En la base de esta evolución constitucional se encontraba la necesidad de seguir compaginando, en la medida de lo posible, la ampliación de la Unión con la profundización de sus políticas. Con la adhesión de España y Portugal en 1986 se alcanzó el número de 12 estados miembros. Desde ese año, después de cuatro nuevas ampliaciones, y en particular el ”big bang” de 2004 por el que entraron 10 nuevos estados, la Unión cuenta actualmente con 28 estados miembros. Ello ha acarreado un intenso cambio estructural. La UE es hoy en día mucho más heterogénea que hace 30 años. Para que el proceso de integración no quedase bloqueado en sectores clave se ha previsto la posibilidad de poner en marcha mecanismos de diferenciación o de cooperaciones reforzadas, empezando con el caso del euro, el más emblemático, utilizado actualmente por 19 países.
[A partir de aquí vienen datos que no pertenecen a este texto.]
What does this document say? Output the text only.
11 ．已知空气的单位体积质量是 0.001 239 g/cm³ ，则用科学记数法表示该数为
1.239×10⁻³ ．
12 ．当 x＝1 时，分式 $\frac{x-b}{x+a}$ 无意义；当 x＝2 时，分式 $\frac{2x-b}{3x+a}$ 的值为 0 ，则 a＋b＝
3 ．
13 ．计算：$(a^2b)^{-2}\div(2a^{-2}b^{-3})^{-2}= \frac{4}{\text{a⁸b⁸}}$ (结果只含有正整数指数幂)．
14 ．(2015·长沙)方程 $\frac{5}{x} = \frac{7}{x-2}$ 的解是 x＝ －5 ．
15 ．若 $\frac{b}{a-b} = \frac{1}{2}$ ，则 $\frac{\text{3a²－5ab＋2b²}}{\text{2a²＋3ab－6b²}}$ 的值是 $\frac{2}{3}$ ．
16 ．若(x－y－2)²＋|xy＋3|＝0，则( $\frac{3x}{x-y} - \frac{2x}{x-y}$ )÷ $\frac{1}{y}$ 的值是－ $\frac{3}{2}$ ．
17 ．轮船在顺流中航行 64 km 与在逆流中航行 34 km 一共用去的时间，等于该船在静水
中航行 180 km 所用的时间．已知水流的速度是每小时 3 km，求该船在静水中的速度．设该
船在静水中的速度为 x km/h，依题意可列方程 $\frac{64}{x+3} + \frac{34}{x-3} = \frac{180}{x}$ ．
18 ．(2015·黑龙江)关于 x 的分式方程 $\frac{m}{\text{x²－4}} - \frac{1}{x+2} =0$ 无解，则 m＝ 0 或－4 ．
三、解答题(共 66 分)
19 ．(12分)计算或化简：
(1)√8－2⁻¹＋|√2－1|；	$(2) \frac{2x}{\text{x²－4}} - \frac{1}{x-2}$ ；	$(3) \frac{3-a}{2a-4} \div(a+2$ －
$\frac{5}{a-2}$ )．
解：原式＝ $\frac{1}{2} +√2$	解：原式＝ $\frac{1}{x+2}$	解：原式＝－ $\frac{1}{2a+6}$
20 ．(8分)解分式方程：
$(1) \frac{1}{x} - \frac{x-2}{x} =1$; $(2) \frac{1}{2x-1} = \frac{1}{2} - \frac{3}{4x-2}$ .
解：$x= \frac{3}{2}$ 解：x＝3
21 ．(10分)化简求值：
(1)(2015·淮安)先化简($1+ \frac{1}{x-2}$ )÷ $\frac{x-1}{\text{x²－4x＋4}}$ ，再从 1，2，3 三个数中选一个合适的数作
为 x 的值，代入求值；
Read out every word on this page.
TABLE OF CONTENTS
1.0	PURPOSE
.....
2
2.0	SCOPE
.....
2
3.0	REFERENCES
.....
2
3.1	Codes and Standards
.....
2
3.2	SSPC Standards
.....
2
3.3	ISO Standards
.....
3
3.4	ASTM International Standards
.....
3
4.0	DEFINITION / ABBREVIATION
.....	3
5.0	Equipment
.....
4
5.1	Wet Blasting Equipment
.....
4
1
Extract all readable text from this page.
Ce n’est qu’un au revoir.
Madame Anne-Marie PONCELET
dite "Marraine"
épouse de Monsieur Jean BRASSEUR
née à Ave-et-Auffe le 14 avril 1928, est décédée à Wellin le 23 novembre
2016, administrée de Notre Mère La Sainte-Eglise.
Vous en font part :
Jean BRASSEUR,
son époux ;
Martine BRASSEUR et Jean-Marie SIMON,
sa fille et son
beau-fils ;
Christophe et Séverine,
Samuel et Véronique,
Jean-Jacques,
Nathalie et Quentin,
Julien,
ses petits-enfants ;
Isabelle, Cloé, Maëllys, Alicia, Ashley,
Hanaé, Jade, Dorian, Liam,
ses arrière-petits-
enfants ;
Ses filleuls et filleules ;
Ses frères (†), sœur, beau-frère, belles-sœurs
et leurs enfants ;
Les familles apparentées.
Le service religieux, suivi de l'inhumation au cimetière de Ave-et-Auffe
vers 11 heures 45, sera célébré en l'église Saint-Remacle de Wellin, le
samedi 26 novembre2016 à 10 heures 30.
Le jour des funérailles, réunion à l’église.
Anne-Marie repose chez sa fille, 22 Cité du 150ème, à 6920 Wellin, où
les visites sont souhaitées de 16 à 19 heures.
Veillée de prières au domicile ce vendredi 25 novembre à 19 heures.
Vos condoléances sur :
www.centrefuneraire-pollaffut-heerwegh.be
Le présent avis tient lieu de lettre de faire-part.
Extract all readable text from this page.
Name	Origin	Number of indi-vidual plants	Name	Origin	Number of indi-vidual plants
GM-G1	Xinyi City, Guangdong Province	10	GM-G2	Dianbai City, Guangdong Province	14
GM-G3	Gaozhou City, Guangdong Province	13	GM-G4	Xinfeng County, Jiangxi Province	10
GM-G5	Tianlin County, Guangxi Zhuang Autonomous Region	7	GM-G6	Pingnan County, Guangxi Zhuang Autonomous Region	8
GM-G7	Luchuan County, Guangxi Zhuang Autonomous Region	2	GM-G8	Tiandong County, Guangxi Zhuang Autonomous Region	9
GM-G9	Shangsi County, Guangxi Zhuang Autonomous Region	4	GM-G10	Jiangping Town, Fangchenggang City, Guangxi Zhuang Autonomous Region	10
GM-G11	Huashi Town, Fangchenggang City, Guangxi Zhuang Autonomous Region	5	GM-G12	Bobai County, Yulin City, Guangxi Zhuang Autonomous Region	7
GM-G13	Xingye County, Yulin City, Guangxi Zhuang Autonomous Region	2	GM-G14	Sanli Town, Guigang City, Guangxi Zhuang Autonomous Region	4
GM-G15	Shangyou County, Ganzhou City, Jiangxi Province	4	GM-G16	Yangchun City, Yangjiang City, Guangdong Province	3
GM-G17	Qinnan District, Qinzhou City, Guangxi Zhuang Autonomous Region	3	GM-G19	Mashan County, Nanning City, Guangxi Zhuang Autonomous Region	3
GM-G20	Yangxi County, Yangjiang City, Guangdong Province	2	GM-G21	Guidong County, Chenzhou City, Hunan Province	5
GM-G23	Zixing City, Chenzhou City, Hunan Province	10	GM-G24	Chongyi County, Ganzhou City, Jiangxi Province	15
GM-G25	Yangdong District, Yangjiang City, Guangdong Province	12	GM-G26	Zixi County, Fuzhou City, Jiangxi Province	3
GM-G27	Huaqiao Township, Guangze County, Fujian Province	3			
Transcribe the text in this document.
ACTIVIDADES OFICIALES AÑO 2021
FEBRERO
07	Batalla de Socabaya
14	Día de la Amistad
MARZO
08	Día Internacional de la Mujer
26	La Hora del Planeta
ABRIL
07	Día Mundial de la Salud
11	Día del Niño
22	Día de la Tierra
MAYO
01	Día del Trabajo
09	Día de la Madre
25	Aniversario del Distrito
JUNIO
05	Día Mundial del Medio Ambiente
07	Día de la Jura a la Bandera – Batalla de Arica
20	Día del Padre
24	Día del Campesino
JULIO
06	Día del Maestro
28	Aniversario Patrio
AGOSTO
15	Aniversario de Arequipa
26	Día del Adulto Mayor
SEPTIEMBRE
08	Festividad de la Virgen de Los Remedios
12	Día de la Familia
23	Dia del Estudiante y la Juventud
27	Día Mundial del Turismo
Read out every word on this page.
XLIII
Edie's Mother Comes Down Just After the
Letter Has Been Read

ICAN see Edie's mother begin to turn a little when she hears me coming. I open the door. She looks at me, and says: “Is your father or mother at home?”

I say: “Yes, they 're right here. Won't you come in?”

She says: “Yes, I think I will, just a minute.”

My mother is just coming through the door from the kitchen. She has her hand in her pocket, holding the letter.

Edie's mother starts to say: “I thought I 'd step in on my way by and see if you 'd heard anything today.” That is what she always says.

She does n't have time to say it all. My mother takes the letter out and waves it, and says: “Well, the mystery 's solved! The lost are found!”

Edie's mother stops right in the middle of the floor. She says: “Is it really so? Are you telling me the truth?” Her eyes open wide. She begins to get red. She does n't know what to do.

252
Al mismo tiempo, para evitar la parálisis institucional, se ha generalizado el voto por mayoría cualificada en el Consejo, proceso que empezó con el Acta Única Europea, habiéndose pasado de un sistema de ponderación de votos a otro, en vigor desde el 1 de noviembre de 2014, de doble mayoría de estados miembros (55%, es decir, 16 sobre los 28 actuales) y de población (65%, la población española representando en estos momentos el 9,17% del total de población de la UE), si bien cualquier Estado miembro puede pedir –hasta el 31 de marzo de 2017– que se siga aplicando, en una votación concreta, el «sistema de Niza» (en el que España cuenta con 27 votos, los mismos que Polonia, frente a los 29 votos de los ”cuatro grandes”).
Paralelamente, sobre todo desde el Tratado de Maastricht, se han ido reforzando los fundamentos democráticos de la Unión. En el ámbito del procedimiento legislativo, ello ha conducido, mediante el Tratado de Lisboa, a una generalización del procedimiento de codecisión – ahora denominado procedimiento legislativo ordinario– entre Parlamento Europeo y Consejo (art. 294 TFUE). Los temores que existían sobre la ralentización del proceso legislativo como consecuencia de la instauración de la codecisión tampoco se han materializado, en parte por la tendencia a alcanzar acuerdos de forma creciente en primera lectura. Las estadísticas a este respecto son inequívocas: durante la sexta legislatura del Parlamento Europeo (2004-09), un 72% de los procedimientos en codecisión se cerraban en primera lectura, un 23% en segunda lectura, y un 5% alcanzaba la tercera lectura (conciliación). En la última legislatura, la séptima (2009-14), dichos porcentajes fueron, respectivamente, del 85%, 13% y 2%.
Otro efecto de las últimas ampliaciones, que se consolida con la de 2004, ha sido la consagración del inglés como lengua de trabajo y de negociación predominante.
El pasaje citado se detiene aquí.